K原さんも、「Lal Bab」にトライ中なので、どんなムーヴで登るのか、見ることにした。
しかし、例の核心で落ちる。
お節介かと思ったが、私のムーヴを教えると、すんなり行けた。
なかなか気に入ってもらえたようだ。
K原さんは、その直後のトライで、このルートをRPした。

 他のクライマーの登りを見たり、写真を撮ってるうちに、もうお昼になってしまった。
ここでもう少し難しいルートをやるか、別のエリアに行くか迷ったが、 結局、後者を選んだ。
K原さんとK村さんに、
「また、日本で会ったら登りましょう」
と言って、別れを告げる。

 少し潮の引いた海岸を歩き、ライレイ・ウェストまで戻る。
そのままRailay Village で昼食を食べ、一度バンガローに戻る。
THAIWAND WALL はアプローチがあまり良くないと聞いたので、 普通のシューズに履き替えて出発する。

 ビーチを南の端まで歩き、ジャングルに入る。
登り口には「タイワンドウォール こっち ↑」という意味の看板があった。
明瞭なトレールをどんどん上がっていく。
道がだんだん狭くなり、しかも急になってきた。
さらに進むと、2足歩行ができなくなり、手を使って登りつづける。
これは変だ・・・ と、思いつつ上を見ると、フィックスロープがあり、さらに上に人の気配がする。
強引にロープをゴボウで上がると、行き詰まった。。。
上の人はマルチピッチを登るクライマーだった。
今いる場所は完全にルートの一部のようだ。
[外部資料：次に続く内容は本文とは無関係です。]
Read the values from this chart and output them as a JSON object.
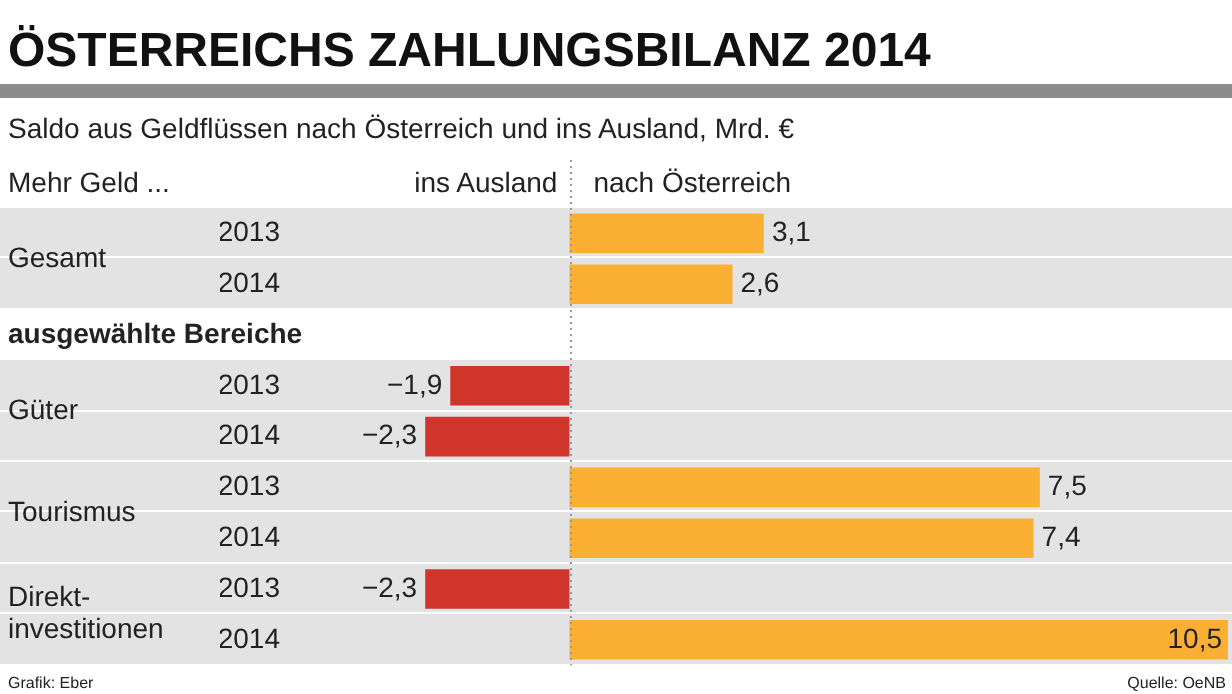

Thaiwand Wall からのライレイ・ウェスト
どこかで正しい道から外れたとしか考えられない。
しかたなくハーネスをつけ、ロープを出してヒロコをビレイし、下ろす。
私はクライムダウンし、道を戻っていく。
すると、左に進む道があり、そのまま行くとエリアの上部にでた。
少し急な道を下って広い場所にザックを置き、休憩する。

 私たち以外に、5・6人いる。
眺めのよさそうな「Circus Ozの1ピッチ目 6A+」を登る。
ボルト間隔もグレードに合い、適度で快適だ。
終了点はロープスケールで約29m。
ライレイ・ウェストを一望できる素晴らしいロケーションだった。
アンカーにセルフビレイを取り、ぶら下げてきたデジカメで風景を撮影する。
しばらく景色を楽しんでから降りる。
OS M、体感グレード 5.10b

  休憩していると、上のケーヴから人が(懸垂下降で)続々降りてくる。
周辺で登ってる人はそんなにいないのに、不思議だ????
マルチピッチを登って下降中という雰囲気でもないし・・・
しかし、その理由は日本に帰国してから知った。
実はこのケーヴはPhra Nang Beach に繋がっていて、 裏側から歩いてこられるそうだ。
納得・・・

  しばらく休憩し、「Live & Let Thai 7A ☆☆」をやってみることにした。
これがおそらく、Phra Nang 最後のルートになるだろう。